France's score card in Beirut shows sad results as its troops quit former colony

As French troops prepare to leave Beirut, a sad score card of their 17 months in Lebanon is being drawn up. Like the Americans, the French arrived in Lebanon to keep the peace after the Sabra and Shatila massacres. But as an ostensibly neutral presence, they soon found themselves caught in a civil war with no way to separate themselves from the American effort to shore up the government of President Amin Gemayel.

The result was disastrous. Eighty-seven Frenchmen have died in Beirut, including 58 in a truck-bomb attack in October. Ever since then, the French publicly have stood firm - while privately lambasting United States policy failures and frantically searching for a face-saving withdrawal.

The graceful way out came last week, with the Soviet veto of France's proposal to send a United Nations force to Beirut. The French could then say they had done all they could to salvage the situation.

''Our contingent is no longer appropriate for helping efforts to reach a national reconciliation among the Lebanese,'' said a Foreign Ministry statement. ''France, which more than anyone else has fulfilled its obligations to its friend, cannot alone carry the responsibility of the entire community of nations in Lebanon.''

Officials said that one last diplomatic effort - perhaps a trip by Foreign Minister Claude Cheysson to Beirut to push national reconciliation - would be made before the 1,250 French soldiers withdrew. But they added that the troops could leave any time in the next six weeks.

This confirms French pessimism for any type of quick solution. In truth, the French never seemed to have a clear plan of how to use their forces in Beirut to bring about a settlement.

France pushed President Gemayel, a Christian, to make concessions for more equitable sharing of power with his Druze and Muslim opponents. France's ruling Socialists touted their ties with Druze leader Walid Jumblatt and Muslim leader Nabih Berri.

But the French did not succeed in appearing impartial. Their troops stood alongside American troops. Moreover, France is a close ally of Iraq, which is at war with Iran. It is perhaps no accident, then, that suicide bombers with alleged ties to Iran struck both French and US troops last October.

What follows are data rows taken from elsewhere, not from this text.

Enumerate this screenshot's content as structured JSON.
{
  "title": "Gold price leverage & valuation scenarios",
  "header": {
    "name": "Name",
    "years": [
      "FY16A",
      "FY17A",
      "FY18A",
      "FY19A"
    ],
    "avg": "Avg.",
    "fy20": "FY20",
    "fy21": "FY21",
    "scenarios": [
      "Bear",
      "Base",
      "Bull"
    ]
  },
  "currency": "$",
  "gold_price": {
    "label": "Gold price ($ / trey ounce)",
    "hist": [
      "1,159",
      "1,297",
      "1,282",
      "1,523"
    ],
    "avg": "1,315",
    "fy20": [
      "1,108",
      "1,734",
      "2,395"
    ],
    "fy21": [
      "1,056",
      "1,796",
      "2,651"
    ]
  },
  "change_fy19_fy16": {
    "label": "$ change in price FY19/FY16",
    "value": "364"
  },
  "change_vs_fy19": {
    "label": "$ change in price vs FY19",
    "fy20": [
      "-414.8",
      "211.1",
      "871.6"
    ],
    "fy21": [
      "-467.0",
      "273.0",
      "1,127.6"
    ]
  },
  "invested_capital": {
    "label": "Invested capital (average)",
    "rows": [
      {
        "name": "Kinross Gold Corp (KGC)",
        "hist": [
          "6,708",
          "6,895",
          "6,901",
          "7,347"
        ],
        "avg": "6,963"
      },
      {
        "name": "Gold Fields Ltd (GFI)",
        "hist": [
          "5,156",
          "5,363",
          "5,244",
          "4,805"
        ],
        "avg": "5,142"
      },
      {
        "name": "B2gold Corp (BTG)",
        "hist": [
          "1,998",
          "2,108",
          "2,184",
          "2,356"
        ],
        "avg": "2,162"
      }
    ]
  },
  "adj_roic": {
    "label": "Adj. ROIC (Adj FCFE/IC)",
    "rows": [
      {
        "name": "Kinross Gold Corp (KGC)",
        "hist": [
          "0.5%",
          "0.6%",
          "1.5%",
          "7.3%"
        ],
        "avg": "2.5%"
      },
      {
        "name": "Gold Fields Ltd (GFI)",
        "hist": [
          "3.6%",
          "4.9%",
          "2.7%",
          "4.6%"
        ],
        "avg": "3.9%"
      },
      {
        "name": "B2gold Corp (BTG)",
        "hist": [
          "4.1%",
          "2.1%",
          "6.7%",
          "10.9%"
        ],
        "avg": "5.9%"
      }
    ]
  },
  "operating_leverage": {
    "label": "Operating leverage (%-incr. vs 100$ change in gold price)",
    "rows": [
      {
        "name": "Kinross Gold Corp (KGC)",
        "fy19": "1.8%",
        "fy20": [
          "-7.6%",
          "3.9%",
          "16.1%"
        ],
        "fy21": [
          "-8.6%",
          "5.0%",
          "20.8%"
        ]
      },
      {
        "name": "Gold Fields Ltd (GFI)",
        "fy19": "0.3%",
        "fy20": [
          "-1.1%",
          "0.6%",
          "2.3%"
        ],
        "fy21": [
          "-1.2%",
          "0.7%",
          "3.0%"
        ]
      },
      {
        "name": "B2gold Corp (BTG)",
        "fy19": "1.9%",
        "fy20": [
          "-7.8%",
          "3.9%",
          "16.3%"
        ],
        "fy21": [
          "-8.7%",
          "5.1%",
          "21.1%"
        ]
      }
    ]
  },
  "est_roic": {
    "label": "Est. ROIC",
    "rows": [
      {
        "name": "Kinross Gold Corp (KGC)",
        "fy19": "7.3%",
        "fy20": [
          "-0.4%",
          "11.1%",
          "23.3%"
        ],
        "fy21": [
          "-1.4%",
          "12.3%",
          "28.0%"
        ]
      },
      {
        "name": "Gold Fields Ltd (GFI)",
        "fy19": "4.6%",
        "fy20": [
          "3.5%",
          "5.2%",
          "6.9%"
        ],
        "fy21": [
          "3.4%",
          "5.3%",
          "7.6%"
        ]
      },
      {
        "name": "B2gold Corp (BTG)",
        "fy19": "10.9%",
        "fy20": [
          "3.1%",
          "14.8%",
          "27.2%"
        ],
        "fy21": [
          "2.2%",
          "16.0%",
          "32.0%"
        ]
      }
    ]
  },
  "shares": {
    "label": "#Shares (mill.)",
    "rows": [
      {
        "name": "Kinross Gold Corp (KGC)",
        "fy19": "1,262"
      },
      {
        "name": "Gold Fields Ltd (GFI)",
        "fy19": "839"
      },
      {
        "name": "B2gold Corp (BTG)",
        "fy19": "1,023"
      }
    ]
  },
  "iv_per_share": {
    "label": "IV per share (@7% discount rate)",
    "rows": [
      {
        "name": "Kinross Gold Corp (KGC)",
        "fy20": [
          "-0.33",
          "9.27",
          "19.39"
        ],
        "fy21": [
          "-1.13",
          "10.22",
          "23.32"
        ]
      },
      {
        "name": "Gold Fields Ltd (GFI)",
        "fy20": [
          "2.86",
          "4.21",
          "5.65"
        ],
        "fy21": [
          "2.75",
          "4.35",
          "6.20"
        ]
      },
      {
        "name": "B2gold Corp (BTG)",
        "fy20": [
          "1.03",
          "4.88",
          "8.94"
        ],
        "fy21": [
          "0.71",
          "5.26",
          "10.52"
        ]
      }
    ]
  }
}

The French also could not hide their difficulties with Syria. In l982, the French blamed Damascus for the bombing of the headquarters of a dissident Syrian newspaper near the Champs Elysees. France expelled several Syrian diplomats.

So despite their criticism of the US failure to negotiate seriously with Syria, the French could not offer themselves as privileged interlocuters with Damascus. In the end, they miscalculated Syrian intentions as badly as did the Americans.

The day after Israel and Lebanon signed a troop withdrawal accord last May, the French said they thought it possible that Syria would go along and pull its troops out. The Syrians refused outright.

Later, after the US retaliated for the October bombing, the French privately approved. Their intelligence was that Syrian President Hafez Assad was blind and dying, making it a good time to try to bully the Syrians into making concessions. A few days later, though, Assad reappeared, apparently fully recovered.

The latest French initiative was to bring the Soviets into the peace process. A first step toward this, Paris said, would be to obtain the Kremlin's agreement for a UN force in Beirut.

Foreign Minister Cheysson brought up the possibility with his Soviet counterpart, Andrei Gromyko, in Stockholm Jan. l6. Mr. Gromyko was positive, provided certain conditions were met, namely that Western forces withdraw. Meanwhile, Mr. Cheysson's deputy, Francis Gutman, went to Damascus to obtain Syrian agreement on the project. The Syrian response was also positive.

But then the US pulled out its Marines and the Soviets added more conditions. While the French publicly continued to play the UN card, privately they said the Soviet veto was inevitable. When it came, the French admitted defeat and announced

their intention to withdraw.

The tactic of waiting out the UN maneuvering proved shrewd domestically. Unlike the reaction among Americans to the Marine pullout, there has been little criticism here of government policy on Lebanon.

Despite some misgivings by the Communists, the left could not refuse its support to a government of the left. The conservative opposition could not bring itself to criticize toughness either.

Even after casualties mounted, polls showed public approval for continued support of France's former colony. So after testing every diplomatic avenue, France can leave with its honor intact.

But the defeat may hurt French interests in the Mideast as much as US ones. The worst-case scenario now presents itself for France: a partioned Lebanon under an antagonistic Syrian tutelage.